# Create Recommendation Report for a Metadata Collection
### Notebook Goals
* Evaluate metadata for concepts and xpaths
* Create data about the collection's concepts and xpaths
* Create collection reports on data in Excel and Google Sheets


In [1]:
# directory creation
import os
# manipulating table data
import pandas as pd
# create a dropdown
from ipywidgets import *
# display widget
from IPython.display import display

# upload records for evaluation, analyze and create reports
import MDeval as md
%load_ext watermark

In [2]:
%watermark -iv

pandas      0.22.0



## Describe the metadata. 
* What organization created the records? (Organization)
* What collection are the records from? (Collection)
* What dialect are the records written in? (Dialect)

First we need to set some variables that identify where the metadata is and create a place for the resulting analysis and reports. We'll step through the process with  

In [3]:
# variables for function arguments, fill these out
Organization = 'LTER'
Collection = 'MILES'
Dialect = 'EML'

# variable created from other variables, defining where to put the metadata
MetadataLocation = './metadata/' + Organization + '/' + Collection
# create directories
os.makedirs('./data/' + Organization, exist_ok=True)
os.makedirs('./reports/' + Organization, exist_ok=True)
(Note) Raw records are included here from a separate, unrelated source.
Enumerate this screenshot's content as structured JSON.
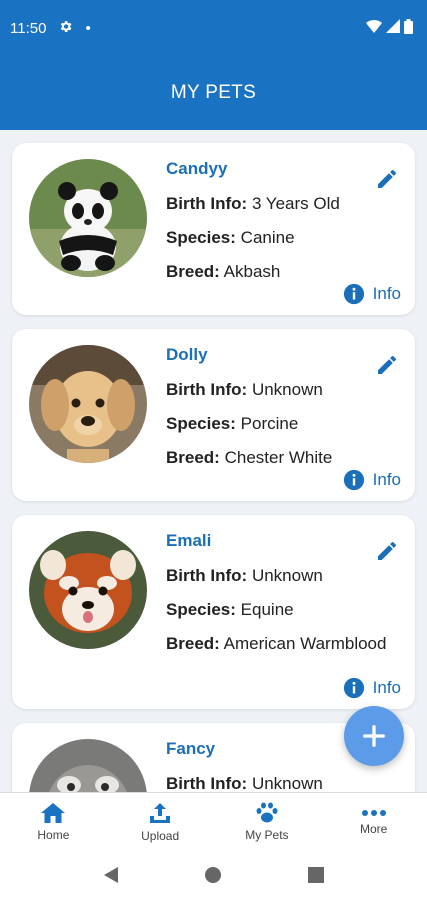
{
  "status": {
    "time": "11:50",
    "dot": "•"
  },
  "header": {
    "title": "MY PETS"
  },
  "pets": [
    {
      "name": "Candyy",
      "birth_label": "Birth Info:",
      "birth": "3 Years Old",
      "species_label": "Species:",
      "species": "Canine",
      "breed_label": "Breed:",
      "breed": "Akbash",
      "info_label": "Info"
    },
    {
      "name": "Dolly",
      "birth_label": "Birth Info:",
      "birth": "Unknown",
      "species_label": "Species:",
      "species": "Porcine",
      "breed_label": "Breed:",
      "breed": "Chester White",
      "info_label": "Info"
    },
    {
      "name": "Emali",
      "birth_label": "Birth Info:",
      "birth": "Unknown",
      "species_label": "Species:",
      "species": "Equine",
      "breed_label": "Breed:",
      "breed": "American Warmblood",
      "info_label": "Info"
    },
    {
      "name": "Fancy",
      "birth_label": "Birth Info:",
      "birth": "Unknown"
    }
  ],
  "nav": {
    "home": "Home",
    "upload": "Upload",
    "my_pets": "My Pets",
    "more": "More"
  },
  "colors": {
    "primary": "#1a73c2",
    "accent": "#1a6fb8",
    "fab": "#5b9be8"
  }
}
#### Evaluate metadata for element content and concept content 
* Upload metadata to Metadata Evaluation Web Service
* Read returned element content of records into a dataframe
* Read returned concept content of records into a dataframe

In [4]:
md.XMLeval(MetadataLocation, Organization, Collection, Dialect)

Metadata evaluated. Results in the "./data/LTER" directory.


#### Convert the conceptual CSV response of XMLeval into a dataframe. 

The concept evaluated table contains a row for each concept identified by the Metadata Evaluation Webservice in the collection. 
The row contains: 
* The Collection the record is from 
* The Dialect the record is written in
* The record the concept was in
* The concept name 
* The xpath the concept was found at
* The content at that location in the document.

In [4]:
# assign csv filepath of concept results to a variable
ConceptEvaluatedCSV = os.path.join(
        './data/', Organization, Collection +
        '_' + Dialect + "_ConceptEvaluated.csv")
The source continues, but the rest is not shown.